It’s a new year! Are expecting or experiencing new beginnings? Changes in ministry? A new job? Additions to your family? The mile marker of a new year is a good time to remember that God is with us in our transitions. New beginnings are the best time to reflect on where we’ve come from and move into the future with a joyful hope.
And on that note, as you move into your new beginnings, one great reminder is to look forward by looking back. Consider the experience if the Israelites in Joshua chapter 4.

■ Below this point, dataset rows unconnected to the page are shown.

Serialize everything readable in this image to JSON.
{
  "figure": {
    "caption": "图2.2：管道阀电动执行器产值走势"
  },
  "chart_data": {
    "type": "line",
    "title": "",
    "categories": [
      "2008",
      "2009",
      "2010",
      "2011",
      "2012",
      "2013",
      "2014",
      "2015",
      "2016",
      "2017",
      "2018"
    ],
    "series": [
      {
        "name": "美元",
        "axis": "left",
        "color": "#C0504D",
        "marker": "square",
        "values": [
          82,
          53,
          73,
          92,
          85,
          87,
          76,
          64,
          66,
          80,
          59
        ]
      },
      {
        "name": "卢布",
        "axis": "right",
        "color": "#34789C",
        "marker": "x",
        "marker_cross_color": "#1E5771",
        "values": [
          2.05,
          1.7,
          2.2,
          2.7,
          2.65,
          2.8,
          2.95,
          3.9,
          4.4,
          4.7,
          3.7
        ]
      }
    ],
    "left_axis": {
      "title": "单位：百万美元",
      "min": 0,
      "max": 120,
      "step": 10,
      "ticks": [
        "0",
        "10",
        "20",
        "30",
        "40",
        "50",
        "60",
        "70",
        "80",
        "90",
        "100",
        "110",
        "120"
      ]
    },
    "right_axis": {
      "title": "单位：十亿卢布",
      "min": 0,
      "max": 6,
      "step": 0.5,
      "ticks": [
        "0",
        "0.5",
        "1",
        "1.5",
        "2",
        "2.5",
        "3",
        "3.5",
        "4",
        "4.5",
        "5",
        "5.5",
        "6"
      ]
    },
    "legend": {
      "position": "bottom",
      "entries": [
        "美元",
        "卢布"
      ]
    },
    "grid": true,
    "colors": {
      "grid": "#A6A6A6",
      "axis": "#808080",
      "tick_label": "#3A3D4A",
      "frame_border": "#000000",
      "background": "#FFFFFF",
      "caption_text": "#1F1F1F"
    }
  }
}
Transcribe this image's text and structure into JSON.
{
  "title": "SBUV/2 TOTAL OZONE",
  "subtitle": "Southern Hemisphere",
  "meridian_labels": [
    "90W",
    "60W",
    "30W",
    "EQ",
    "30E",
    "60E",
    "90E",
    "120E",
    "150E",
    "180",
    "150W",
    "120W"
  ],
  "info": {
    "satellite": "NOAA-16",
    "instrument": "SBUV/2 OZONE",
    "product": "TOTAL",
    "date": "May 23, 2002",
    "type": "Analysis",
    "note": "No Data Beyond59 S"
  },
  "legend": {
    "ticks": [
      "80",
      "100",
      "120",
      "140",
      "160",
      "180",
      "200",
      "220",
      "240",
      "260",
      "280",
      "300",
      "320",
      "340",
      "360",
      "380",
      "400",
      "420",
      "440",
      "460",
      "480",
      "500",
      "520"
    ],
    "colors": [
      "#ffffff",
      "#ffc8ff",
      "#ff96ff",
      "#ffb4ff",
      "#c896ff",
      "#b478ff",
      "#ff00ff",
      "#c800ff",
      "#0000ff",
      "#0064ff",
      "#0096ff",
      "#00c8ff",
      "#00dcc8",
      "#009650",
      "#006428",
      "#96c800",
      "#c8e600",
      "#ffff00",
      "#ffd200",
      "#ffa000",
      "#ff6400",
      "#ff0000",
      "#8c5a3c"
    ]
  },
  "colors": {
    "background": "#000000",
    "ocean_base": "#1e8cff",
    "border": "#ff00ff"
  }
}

When the whole nation had finished crossing the Jordan, the Lord said to Joshua, “Choose twelve men from among the people, one from each tribe, and tell them to take up twelve stones from the middle of the Jordan, from right where the priests are standing, and carry them over with you and put them down at the place where you stay tonight.” So Joshua called together the twelve men he had appointed from the Israelites, one from each tribe, and said to them, “Go over before the ark of the Lord your God into the middle of the Jordan. Each of you is to take up a stone on his shoulder, according to the number of the tribes of the Israelites, to serve as a sign among you. In the future, when your children ask you, ‘What do these stones mean?’ tell them that the flow of the Jordan was cut off before the ark of the covenant of the Lord. When it crossed the Jordan, the waters of the Jordan were cut off. These stones are to be a memorial to the people of Israel forever.” (Joshua 4:1-7 NIV)

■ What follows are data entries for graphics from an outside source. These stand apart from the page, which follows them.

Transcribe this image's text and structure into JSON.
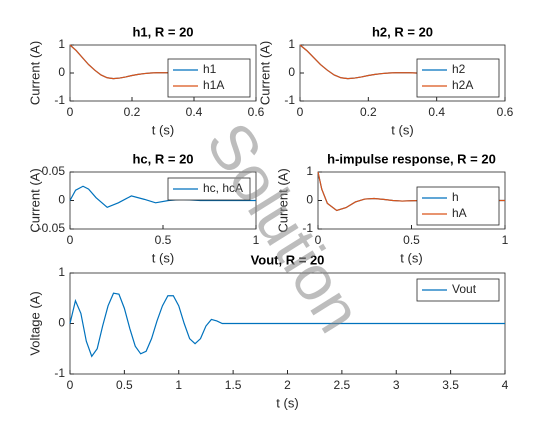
{
  "watermark": "Solution",
  "chart_data": [
    {
      "type": "line",
      "title": "h1, R = 20",
      "xlabel": "t (s)",
      "ylabel": "Current (A)",
      "x": [
        0,
        0.02,
        0.04,
        0.06,
        0.08,
        0.1,
        0.12,
        0.14,
        0.16,
        0.18,
        0.2,
        0.22,
        0.24,
        0.26,
        0.28,
        0.3,
        0.32,
        0.34,
        0.36
      ],
      "series": [
        {
          "name": "h1",
          "color": "#0072bd",
          "values": [
            1,
            0.8,
            0.55,
            0.3,
            0.1,
            -0.07,
            -0.17,
            -0.2,
            -0.18,
            -0.14,
            -0.09,
            -0.05,
            -0.02,
            0,
            0.01,
            0.01,
            0.01,
            0,
            0
          ]
        },
        {
          "name": "h1A",
          "color": "#d95319",
          "values": [
            1,
            0.8,
            0.55,
            0.3,
            0.1,
            -0.07,
            -0.17,
            -0.2,
            -0.18,
            -0.14,
            -0.09,
            -0.05,
            -0.02,
            0,
            0.01,
            0.01,
            0.01,
            0,
            0
          ]
        }
      ],
      "xlim": [
        0,
        0.6
      ],
      "xticks": [
        0,
        0.2,
        0.4,
        0.6
      ],
      "ylim": [
        -1,
        1
      ],
      "yticks": [
        -1,
        0,
        1
      ],
      "legend": "southeast"
    },
    {
      "type": "line",
      "title": "h2, R = 20",
      "xlabel": "t (s)",
      "ylabel": "Current (A)",
      "x": [
        0,
        0.02,
        0.04,
        0.06,
        0.08,
        0.1,
        0.12,
        0.14,
        0.16,
        0.18,
        0.2,
        0.22,
        0.24,
        0.26,
        0.28,
        0.3,
        0.32,
        0.34,
        0.36
      ],
      "series": [
        {
          "name": "h2",
          "color": "#0072bd",
          "values": [
            1,
            0.8,
            0.55,
            0.3,
            0.1,
            -0.07,
            -0.17,
            -0.2,
            -0.18,
            -0.14,
            -0.09,
            -0.05,
            -0.02,
            0,
            0.01,
            0.01,
            0.01,
            0,
            0
          ]
        },
        {
          "name": "h2A",
          "color": "#d95319",
          "values": [
            1,
            0.8,
            0.55,
            0.3,
            0.1,
            -0.07,
            -0.17,
            -0.2,
            -0.18,
            -0.14,
            -0.09,
            -0.05,
            -0.02,
            0,
            0.01,
            0.01,
            0.01,
            0,
            0
          ]
        }
      ],
      "xlim": [
        0,
        0.6
      ],
      "xticks": [
        0,
        0.2,
        0.4,
        0.6
      ],
      "ylim": [
        -1,
        1
      ],
      "yticks": [
        -1,
        0,
        1
      ],
      "legend": "southeast"
    },
    {
      "type": "line",
      "title": "hc, R = 20",
      "xlabel": "t (s)",
      "ylabel": "Current (A)",
      "x": [
        0,
        0.03,
        0.07,
        0.1,
        0.14,
        0.2,
        0.26,
        0.33,
        0.4,
        0.46,
        0.53,
        0.6,
        0.7,
        0.8,
        1
      ],
      "series": [
        {
          "name": "hc, hcA",
          "color": "#0072bd",
          "values": [
            0,
            0.018,
            0.025,
            0.02,
            0.005,
            -0.012,
            -0.004,
            0.008,
            0.002,
            -0.004,
            0,
            0.002,
            0,
            0,
            0
          ]
        }
      ],
      "xlim": [
        0,
        1
      ],
      "xticks": [
        0,
        0.5,
        1
      ],
      "ylim": [
        -0.05,
        0.05
      ],
      "yticks": [
        -0.05,
        0,
        0.05
      ],
      "legend": "northeast"
    },
    {
      "type": "line",
      "title": "h-impulse response, R = 20",
      "xlabel": "t (s)",
      "ylabel": "Current (A)",
      "x": [
        0,
        0.02,
        0.05,
        0.1,
        0.15,
        0.2,
        0.25,
        0.3,
        0.35,
        0.4,
        0.45,
        0.5,
        0.55,
        1
      ],
      "series": [
        {
          "name": "h",
          "color": "#0072bd",
          "values": [
            1,
            0.4,
            -0.1,
            -0.35,
            -0.25,
            -0.05,
            0.05,
            0.07,
            0.04,
            0,
            -0.02,
            -0.01,
            0,
            0
          ]
        },
        {
          "name": "hA",
          "color": "#d95319",
          "values": [
            1,
            0.4,
            -0.1,
            -0.35,
            -0.25,
            -0.05,
            0.05,
            0.07,
            0.04,
            0,
            -0.02,
            -0.01,
            0,
            0
          ]
        }
      ],
      "xlim": [
        0,
        1
      ],
      "xticks": [
        0,
        0.5,
        1
      ],
      "ylim": [
        -1,
        1
      ],
      "yticks": [
        -1,
        0,
        1
      ],
      "legend": "southeast"
    },
    {
      "type": "line",
      "title": "Vout, R = 20",
      "xlabel": "t (s)",
      "ylabel": "Voltage (A)",
      "x": [
        0,
        0.05,
        0.1,
        0.15,
        0.2,
        0.25,
        0.3,
        0.35,
        0.4,
        0.45,
        0.5,
        0.55,
        0.6,
        0.65,
        0.7,
        0.75,
        0.8,
        0.85,
        0.9,
        0.95,
        1,
        1.05,
        1.1,
        1.15,
        1.2,
        1.25,
        1.3,
        1.35,
        1.4,
        1.5,
        4
      ],
      "series": [
        {
          "name": "Vout",
          "color": "#0072bd",
          "values": [
            0,
            0.45,
            0.2,
            -0.35,
            -0.65,
            -0.5,
            -0.05,
            0.35,
            0.6,
            0.58,
            0.3,
            -0.1,
            -0.45,
            -0.6,
            -0.55,
            -0.3,
            0.05,
            0.35,
            0.55,
            0.55,
            0.35,
            0,
            -0.3,
            -0.4,
            -0.3,
            -0.05,
            0.08,
            0.05,
            0,
            0,
            0
          ]
        }
      ],
      "xlim": [
        0,
        4
      ],
      "xticks": [
        0,
        0.5,
        1,
        1.5,
        2,
        2.5,
        3,
        3.5,
        4
      ],
      "ylim": [
        -1,
        1
      ],
      "yticks": [
        -1,
        0,
        1
      ],
      "legend": "northeast"
    }
  ]
}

Why do we need memorials? Because we so often forget. We forget the mighty hand of God and His intimate presence in our lives. We forget the answers to prayer and the moments of meditation. We forget the miracles. So New Year’s resolutions are great, and maybe even a few transitions. But one thing that does not change is God, and so while we may be contemplating a few adjustments, we can be sure that the constant will be God’s presence and direction in our life.
Make it a point this new year to put down a few stones along the way. And a year from now we can look back, reflect on what the stones mean, and say, “These stones are to be a memorial to me, so I remember, forever.”